Pour contrer les ambitions d’Amber Capital, Arnaud Lagardère a recherché un chevalier blanc. Vincent Bolloré est venu à son secours au printemps. Mais très vite, il est apparu que le chevalier blanc était aussi devenu prédateur. Bernard Arnault est alors également rentré dans la danse en soutien à Arnaud Lagardère à travers une prise de participation dans la holding personnelle d’Arnaud Lagardère.
2 camps s’opposent désormais avec d’un côté le duo Bolloré – Amber Capital et de l’autre le duo Arnault – Lagardère avec Nicolas Sarkozy en arbitre. Duel de fauves ou de vautours : l’histoire le dira.
Mise à jour du 31/01/2021 : après une courte pause Covid, les fonds activistes sont repartis à l’attaque
L’épidémie de Covid-19 au mois de mars 2020 avait mis leur activité en sourdine avec un nombre de campagnes au plus bas depuis 5 ans. Mais la fin d’année a vu le retour des vautours avec une hausse selon Lazard des campagnes de 128% au dernier trimestre. Parmi les cibles emblématiques figure Intel, attaqué par le fonds Third Point, dont le leadership est menacé par des concurrents mieux positionnés sur le marché des puces pour l’IA.
La France n’est pas en reste. Le consortium d’actionnaires minoritaires mené par Xavier Niel et Léon Bressler a renversé la direction d’Unibail-Rodamco-Westfield. La bataille se poursuit autour de Lagardère.

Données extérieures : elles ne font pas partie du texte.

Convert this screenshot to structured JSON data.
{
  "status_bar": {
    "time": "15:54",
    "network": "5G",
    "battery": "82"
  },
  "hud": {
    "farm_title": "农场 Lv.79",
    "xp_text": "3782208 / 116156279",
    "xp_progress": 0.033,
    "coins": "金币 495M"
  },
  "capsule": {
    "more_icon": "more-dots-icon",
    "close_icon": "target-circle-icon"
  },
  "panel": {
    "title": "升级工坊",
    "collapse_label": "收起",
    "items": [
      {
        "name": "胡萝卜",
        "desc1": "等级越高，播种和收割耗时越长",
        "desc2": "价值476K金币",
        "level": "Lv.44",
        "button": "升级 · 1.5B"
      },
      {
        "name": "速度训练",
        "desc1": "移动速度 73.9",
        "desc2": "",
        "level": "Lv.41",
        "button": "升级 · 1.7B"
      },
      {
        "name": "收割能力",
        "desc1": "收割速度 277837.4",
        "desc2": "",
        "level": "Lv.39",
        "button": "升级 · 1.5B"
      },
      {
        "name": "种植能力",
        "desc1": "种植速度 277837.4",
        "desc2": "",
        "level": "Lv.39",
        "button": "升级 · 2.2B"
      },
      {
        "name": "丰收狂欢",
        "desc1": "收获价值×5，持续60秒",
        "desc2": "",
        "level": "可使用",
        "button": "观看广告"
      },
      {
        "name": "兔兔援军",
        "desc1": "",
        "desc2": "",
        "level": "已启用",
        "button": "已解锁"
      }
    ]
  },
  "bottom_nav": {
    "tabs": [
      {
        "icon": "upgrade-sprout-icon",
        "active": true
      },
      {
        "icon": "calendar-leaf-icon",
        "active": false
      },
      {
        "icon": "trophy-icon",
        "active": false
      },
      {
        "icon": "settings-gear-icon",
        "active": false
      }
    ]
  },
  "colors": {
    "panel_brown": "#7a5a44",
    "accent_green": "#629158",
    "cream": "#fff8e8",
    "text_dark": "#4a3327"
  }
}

Et c’est maintenant Danone et son président Emmanuel Faber qui sont sous le feu du fonds activiste Bluebell Capital Partners. Le fonds reproche à Danone ses piètres performances financières doutant de sa capacité à associer création de valeurs pour les actionnaires et création de valeur durable et demande le départ du PDG. Emmanuel Faber avait pourtant annoncé de suppression de 2000 emplois dans ses sièges sociaux visant 1 milliard d’€ d’économies. Apparemment insuffisant pour les vautours!!!
Mise à jour du 15/03/2021 : les fonds activistes ont-ils eu la peau d’Emmanuel Faber?
Depuis le début de l’année l’anglais Bluebell Capital et l’américain Artisan Partners réclamaient le départ d’Emmanuel Faber l’emblématique patron de Danone, apôtre de la RSE et de l’entreprise à mission. Les commentateurs y ont vu l’opposition entre les capitalistes financiers et les tenants d’un nouveau modèle d’entreprise plus durable avec une victoire par KO des méchants.
Pourtant à y regarder de plus près, tout n’est pas si simple. Bluebell Capital et Artisan Partners sont toujours restés ultra-minoritaires dans le capital de Danone. Artisan Partners avait annoncé détenir 3% du capital. C’est bien le conseil d’administration à commencer par Franck Riboud l’ancien PDG qui a lâché Emmanuel Faber. On a vu d’autres conseils solidaires d’un PDG lors d’attaques d’activistes.
Emmanuel Faber a payé des résultats financiers certes décevants mais restant très positifs et un cours de bourse en berne. Cela pose question sur la folie du capitalisme. Mais est il vraiment pertinent d’opposer valeur économique et sociétale comme l’explique cet intéressant article de Philippe Zilberzahn? Il a aussi payé des choix stratégiques et un mode de management autoritaire extrêmement contestés en interne. Cela s’était traduit par de nombreux départs dans le top management du groupe. Le plan massif de suppression d’emplois dans l’encadrement était un bain de sang social, pas vraiment cohérent avec l’image humaniste d’Emmanuel Faber véhiculée dans les médias.